11Die bei offener Erfolgsaussicht rechtlich gebotene Interessenabwägung anhand der Folgenabschätzung führt zu einem Überwiegen des öffentlichen Interesses an der sofortigen Vollziehung der Auflage. Denn eine andere Entscheidung würde dazu führen, dass mit dem Monitoring erst nach dem rechtskräftigem Abschluss des Hauptsacheverfahrens begonnen würde. Die Antragstellerin würde nämlich voraussichtlich weiterhin die sich aus der Klage ergebende aufschiebende Wirkung in Anspruch nehmen. Damit würde weitere Zeit verstreichen und das würde, wie der Antragsgegner nachvollziehbar dargelegt hat, das Ziel der Untersuchung vereiteln. Es ist offensichtlich zutreffend, dass – wenn überhaupt, was die Antragstellerin jedoch bestreitet - nur durch ein zeitnahes Monitoring ermittelt werden kann, ob neben den bereits realisierten Maßnahmen noch weitere Kompensationsmaßnahmen erforderlich sind. Deshalb wären die mutmaßlichen Schäden bei einer Stattgabe des Antrags irreparabel. Anders wäre es im umgekehrten Fall: Die Folgen, die einträten, wenn das Monitoring durchgeführt wird, sich aber letztlich als überflüssig oder ungeeignet zur Erreichung des Ziels herausstellen sollte, wären weniger gravierend. Denn in diesem Fall würden lediglich mit einem gewissen finanziellen Aufwand Erkenntnisse gesammelt, die, wie die Antragstellerin meint, für den konkret beabsichtigten Erkenntnisgewinn nicht zielführend sind.

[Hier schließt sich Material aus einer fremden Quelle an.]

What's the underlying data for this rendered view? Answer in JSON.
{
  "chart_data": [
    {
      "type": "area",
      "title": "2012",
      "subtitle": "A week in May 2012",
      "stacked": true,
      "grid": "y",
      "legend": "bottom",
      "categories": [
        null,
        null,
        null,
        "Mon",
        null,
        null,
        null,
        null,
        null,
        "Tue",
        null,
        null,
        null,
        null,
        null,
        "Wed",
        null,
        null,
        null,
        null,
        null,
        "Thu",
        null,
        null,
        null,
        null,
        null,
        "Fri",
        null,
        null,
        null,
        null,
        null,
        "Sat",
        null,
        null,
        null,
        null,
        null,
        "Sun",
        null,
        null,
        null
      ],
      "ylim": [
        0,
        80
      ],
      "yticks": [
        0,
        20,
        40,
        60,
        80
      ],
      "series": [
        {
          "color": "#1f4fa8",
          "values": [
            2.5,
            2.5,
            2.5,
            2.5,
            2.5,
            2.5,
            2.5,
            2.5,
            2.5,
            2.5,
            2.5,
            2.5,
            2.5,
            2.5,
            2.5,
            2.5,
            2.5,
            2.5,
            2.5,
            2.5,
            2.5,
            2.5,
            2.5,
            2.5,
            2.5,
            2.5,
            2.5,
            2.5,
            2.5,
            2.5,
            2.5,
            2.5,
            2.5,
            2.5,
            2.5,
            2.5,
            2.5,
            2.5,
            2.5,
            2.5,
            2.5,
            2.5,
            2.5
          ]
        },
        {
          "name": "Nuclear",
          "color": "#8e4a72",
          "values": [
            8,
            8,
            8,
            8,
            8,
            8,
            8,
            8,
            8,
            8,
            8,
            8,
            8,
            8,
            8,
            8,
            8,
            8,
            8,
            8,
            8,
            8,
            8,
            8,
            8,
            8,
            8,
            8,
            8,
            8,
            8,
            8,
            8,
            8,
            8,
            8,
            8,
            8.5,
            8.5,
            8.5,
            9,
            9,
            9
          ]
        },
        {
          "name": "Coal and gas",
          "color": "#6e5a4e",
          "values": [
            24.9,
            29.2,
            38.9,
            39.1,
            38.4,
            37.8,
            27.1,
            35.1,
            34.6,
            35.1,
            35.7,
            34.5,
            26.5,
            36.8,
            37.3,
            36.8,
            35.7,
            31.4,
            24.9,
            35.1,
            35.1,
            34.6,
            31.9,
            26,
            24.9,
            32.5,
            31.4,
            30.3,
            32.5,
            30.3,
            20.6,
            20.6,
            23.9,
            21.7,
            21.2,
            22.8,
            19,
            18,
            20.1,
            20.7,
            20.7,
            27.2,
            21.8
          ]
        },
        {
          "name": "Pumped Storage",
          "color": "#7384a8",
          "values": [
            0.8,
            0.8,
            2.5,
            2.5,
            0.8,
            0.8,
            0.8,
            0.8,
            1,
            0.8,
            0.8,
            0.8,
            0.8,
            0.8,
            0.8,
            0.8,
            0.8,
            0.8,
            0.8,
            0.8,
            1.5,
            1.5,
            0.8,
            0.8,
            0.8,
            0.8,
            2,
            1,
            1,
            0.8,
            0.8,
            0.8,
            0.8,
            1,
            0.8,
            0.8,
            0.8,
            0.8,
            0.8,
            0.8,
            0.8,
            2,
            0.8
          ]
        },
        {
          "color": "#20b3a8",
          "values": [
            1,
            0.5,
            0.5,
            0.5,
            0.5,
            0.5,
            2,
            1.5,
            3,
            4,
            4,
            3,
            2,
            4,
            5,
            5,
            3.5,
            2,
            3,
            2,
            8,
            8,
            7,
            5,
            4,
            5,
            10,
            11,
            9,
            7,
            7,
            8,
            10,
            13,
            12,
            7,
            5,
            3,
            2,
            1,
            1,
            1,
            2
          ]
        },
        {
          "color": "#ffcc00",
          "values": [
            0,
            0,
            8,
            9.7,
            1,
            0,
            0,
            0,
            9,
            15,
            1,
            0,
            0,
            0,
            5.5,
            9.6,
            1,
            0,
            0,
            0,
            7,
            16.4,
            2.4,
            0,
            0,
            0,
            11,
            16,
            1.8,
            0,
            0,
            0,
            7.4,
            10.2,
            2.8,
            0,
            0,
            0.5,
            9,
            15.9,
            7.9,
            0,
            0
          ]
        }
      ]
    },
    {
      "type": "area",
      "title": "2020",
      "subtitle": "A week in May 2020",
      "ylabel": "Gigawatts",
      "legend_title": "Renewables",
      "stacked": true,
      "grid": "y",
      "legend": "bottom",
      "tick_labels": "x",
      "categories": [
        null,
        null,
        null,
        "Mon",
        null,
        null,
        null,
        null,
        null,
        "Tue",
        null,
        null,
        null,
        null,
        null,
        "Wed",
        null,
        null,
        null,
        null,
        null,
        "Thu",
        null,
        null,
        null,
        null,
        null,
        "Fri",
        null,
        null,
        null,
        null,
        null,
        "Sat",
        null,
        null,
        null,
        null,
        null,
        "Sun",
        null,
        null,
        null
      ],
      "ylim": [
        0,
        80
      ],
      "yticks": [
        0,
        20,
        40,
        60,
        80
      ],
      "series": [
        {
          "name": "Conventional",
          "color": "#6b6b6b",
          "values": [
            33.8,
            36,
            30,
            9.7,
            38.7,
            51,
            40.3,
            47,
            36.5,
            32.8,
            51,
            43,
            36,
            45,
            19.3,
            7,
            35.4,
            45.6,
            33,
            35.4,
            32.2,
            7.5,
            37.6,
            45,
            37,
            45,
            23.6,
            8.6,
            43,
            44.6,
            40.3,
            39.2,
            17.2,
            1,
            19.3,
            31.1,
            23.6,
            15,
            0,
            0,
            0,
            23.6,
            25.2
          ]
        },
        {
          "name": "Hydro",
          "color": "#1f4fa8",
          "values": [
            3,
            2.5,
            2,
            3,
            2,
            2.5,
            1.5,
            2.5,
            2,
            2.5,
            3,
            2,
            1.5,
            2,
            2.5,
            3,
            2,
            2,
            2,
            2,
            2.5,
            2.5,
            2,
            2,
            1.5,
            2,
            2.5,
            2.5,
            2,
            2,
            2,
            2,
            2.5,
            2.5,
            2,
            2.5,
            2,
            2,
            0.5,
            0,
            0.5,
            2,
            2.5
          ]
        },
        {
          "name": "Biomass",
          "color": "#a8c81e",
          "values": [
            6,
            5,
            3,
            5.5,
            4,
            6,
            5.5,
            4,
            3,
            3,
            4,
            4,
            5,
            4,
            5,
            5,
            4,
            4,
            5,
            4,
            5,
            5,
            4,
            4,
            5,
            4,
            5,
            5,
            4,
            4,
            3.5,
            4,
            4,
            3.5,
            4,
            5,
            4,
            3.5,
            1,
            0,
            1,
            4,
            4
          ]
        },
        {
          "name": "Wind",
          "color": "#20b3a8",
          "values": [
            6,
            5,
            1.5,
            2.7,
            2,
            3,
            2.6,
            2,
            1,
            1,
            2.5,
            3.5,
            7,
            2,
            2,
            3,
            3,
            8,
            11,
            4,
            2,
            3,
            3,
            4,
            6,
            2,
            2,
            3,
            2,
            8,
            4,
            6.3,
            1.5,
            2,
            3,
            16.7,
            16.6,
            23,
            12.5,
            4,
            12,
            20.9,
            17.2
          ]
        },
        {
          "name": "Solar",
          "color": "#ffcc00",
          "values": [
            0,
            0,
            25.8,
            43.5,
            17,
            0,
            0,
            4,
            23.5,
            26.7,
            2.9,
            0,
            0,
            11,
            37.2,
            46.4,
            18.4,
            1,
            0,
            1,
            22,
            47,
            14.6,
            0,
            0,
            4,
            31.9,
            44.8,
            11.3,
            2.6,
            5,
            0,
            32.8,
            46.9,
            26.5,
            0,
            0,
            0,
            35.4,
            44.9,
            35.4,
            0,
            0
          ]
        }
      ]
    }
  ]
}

12Zu einem anderen Ergebnis führt auch nicht der Umstand, dass die streitgegenständliche Auflage Nummer 6.3 im Kontext mit den Regelungen unter den Nummern 6.1, 6.2, 6.4 und 6.5 zu sehen ist. Es kann dahingestellt bleiben, ob sich rechtliche Bedenken dann ergäben, wenn die Anordnung der sofortigen Vollziehung und damit der Wegfall der aufschiebenden Wirkung der Klage gegen eine isolierte Auflage in einem solchen unmittelbaren Zusammenhang mit anderen, für sich genommen nicht sofort vollziehbaren Maßnahmen stünde, dass das Gebot ihrer sofortigen Vollziehung den Aufschub der Vollziehbarkeit der sonstigen Regelungen missachten würde. Ein solcher untrennbarer Zusammenhang ist hier jedenfalls nicht gegeben. Denn die Gebote nach den Nummern 6.1 und 6.2 sind von der Befolgung des Gebotes in Nummer 6.3 tatsächlich und rechtlich unabhängig; die weiteren Maßnahmen nach den Nummern 6.4 und 6.5 sind dem hier streitigen Gebot nachgeordnet und nicht umgekehrt.
13Die Kostenentscheidung folgt aus § 154 Abs. 1 VwGO.
14Die Streitwertfestsetzung beruht auf §§ 53 Abs. 3 Nr. 2 i.V.m. § 52 Abs. 2 GKG.